The increasing use of accidentals in contrapuntal and sacred music, gradually evolved the chromatic scale, and led to the founding of a major and a minor scale on each of its twelve semitones. These twenty-four were now the basis of that grand and satisfying instrumental polyphony which Bach was to build in his «Well-tempered Clavichord.»
As late as the time of Carissimi, and for some years thereafter, polyphonic writers had not wholly cast off the spell of Ambrose and Gregory, for, whilst the seventh was now by universal usage sharped in the cadence, otherwhere still lingered a tendency to revert to the flatted seventh of the ecclesiastical scales.

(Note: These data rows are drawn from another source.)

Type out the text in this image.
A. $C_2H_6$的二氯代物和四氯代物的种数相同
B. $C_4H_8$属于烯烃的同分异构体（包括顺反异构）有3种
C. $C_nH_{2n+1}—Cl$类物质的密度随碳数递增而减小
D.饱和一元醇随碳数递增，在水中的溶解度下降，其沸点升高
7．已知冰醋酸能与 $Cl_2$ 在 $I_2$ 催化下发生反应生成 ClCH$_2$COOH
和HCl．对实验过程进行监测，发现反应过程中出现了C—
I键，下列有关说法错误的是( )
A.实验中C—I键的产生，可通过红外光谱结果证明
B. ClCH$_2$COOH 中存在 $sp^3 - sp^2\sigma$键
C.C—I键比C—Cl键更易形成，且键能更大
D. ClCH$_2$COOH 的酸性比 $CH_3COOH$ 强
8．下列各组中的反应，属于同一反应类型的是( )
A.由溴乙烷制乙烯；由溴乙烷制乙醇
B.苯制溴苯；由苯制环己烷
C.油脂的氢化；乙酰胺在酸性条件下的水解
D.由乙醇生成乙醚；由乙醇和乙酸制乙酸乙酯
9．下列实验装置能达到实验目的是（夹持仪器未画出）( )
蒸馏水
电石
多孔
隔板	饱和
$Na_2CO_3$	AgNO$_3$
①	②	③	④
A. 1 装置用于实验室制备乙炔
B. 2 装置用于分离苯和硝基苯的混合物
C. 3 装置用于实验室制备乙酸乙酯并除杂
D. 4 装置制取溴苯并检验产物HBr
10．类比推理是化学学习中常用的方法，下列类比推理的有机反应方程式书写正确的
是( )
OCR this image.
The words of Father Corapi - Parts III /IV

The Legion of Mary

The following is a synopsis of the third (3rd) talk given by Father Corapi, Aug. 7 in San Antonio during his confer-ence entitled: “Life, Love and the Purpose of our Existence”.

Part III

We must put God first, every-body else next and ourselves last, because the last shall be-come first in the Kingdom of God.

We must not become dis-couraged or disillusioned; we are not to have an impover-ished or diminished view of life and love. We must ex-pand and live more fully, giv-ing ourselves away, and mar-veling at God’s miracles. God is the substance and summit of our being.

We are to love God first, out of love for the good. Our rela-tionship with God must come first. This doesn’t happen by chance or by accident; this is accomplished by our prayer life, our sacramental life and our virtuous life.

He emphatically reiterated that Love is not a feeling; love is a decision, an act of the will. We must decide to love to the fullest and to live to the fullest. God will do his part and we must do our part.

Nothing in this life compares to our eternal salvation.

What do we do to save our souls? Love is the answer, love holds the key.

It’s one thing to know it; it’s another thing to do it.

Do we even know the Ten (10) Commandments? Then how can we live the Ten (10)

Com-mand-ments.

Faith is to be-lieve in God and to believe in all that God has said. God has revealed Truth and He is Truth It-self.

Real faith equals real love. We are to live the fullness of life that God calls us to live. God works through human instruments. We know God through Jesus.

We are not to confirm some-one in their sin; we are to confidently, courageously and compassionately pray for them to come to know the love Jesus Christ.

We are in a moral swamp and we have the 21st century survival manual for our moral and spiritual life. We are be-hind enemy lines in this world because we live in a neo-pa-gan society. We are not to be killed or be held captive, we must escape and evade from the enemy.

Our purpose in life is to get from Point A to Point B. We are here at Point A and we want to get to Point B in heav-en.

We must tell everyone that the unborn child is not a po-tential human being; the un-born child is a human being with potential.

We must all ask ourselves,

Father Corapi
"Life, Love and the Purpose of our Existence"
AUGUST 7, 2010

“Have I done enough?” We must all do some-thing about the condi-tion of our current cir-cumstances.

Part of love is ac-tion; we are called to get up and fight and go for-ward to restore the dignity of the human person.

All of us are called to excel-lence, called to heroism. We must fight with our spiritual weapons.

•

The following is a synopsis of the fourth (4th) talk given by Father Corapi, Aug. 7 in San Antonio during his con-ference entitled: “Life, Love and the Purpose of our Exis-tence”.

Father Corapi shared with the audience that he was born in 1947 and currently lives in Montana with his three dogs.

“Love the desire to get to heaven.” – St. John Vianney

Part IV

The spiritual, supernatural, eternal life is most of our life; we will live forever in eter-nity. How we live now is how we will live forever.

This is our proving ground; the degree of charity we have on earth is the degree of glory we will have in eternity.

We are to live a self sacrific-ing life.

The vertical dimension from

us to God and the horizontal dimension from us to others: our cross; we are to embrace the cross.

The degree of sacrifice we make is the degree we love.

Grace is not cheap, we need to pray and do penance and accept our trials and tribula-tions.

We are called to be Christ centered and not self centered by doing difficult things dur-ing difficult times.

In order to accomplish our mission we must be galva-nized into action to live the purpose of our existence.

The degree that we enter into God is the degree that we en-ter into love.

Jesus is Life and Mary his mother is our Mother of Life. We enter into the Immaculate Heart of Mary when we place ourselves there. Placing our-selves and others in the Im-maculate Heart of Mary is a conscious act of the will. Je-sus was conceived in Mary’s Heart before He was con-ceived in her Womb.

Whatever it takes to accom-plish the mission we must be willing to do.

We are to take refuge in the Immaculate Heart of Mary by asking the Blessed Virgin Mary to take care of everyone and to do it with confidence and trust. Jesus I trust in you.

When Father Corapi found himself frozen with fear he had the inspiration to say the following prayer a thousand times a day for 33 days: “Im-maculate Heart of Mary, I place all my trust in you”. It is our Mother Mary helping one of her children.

At this juncture, the further development of polyphony, and, in fact, the further development of all great music, found in Bach that peculiar genius which it wholly needed. He became the masterly unifier of the harmonic and the polyphonic systems. With a correct idea of key relationship, he grouped the family of chords around the tonic and the dominant after the manner of to-day. At the same time, his unparalleled use of anticipations, suspensions and passing notes, produced an effect wonderfully rich in the stately sweep of his measures. Thus he prepared the way for the classical music of Beethoven, who, turning from strict polyphony to a style wherein his endowed emotional nature found wider and freer scope, became in turn an innovator in that he gave greater variety to the harmonic tissue by means of bold and before-unattempted modulations. Beethoven in turn prepared the way for Wagner who essayed to enlarge the number of related keys, besides carrying the art of modulation to before-unknown lengths, even to the limit of good taste: also by an exhaustive use of anticipations, suspensions, and passing notes, this latest master revealed the fullest development of the Bachian polyphony.
How little of true foresight comes to the eyes of the sage! How incommensurable that foresight with his great and far looking back! How much of riddle his prophesying touches not and his dying leaves unsolved! Bach knew nothing of the Classicism of Beethoven, who, in turn, knew nothing of the Romanticism of Schumann and Chopin; and what knew these of the latest art-interblendings of Richard Wagner and Richard Strauss? Can there be other musical riddles worth the solving? If so, what are they; and who their solver? For answer, ask the average musician of to-morrow; but not the authorities of to-day.
The career of Bach, the composer, covered a period of about forty-five years, in fact, a period longer by thirteen years than the entire life of Schubert; a period longer by nine years than the life of Mozart; longer by six years than the life of Mendelssohn; and longer by five years than the lives of Chopin and Von Weber. And yet Handel and Haydn exceeded by something like ten years, and Verdi by nearly twenty years, the extended term of Bach's productivity.
Notwithstanding the fatal catastrophe which terminated the promise of the poet Shelley; notwithstanding the hard conditions which cramped and well-nigh thwarted the divinely-endowed Mozart, misplaced as a bird of Paradise caged in an Arctic clime, it can with truth be said that however short the earthly years allotted to men of genius, they, in most instances, have, as by Divine ordering, given to the world their best.
When we have known the genius through his works, those heart-resemblances, those mind-born counterparts of his inner self, we would contact the outer man, and discover in facial and bodily expression some token of that which flesh has clothed. Denied this, we turn to sculptured or painted likeness of such as Johann Sebastian Bach.
In vain we search his pictured face for hint of the vacillating or the superficial. Every feature and every lineament is indicative of massive, self-centered power dependent only as man is dependent, being but mortal. In that face is much of clinging to the mind's self-imposed task; something too of downright obstinacy, as also in the sturdy form which, like post or pillar, would say, «I stand! turn and resist me not!»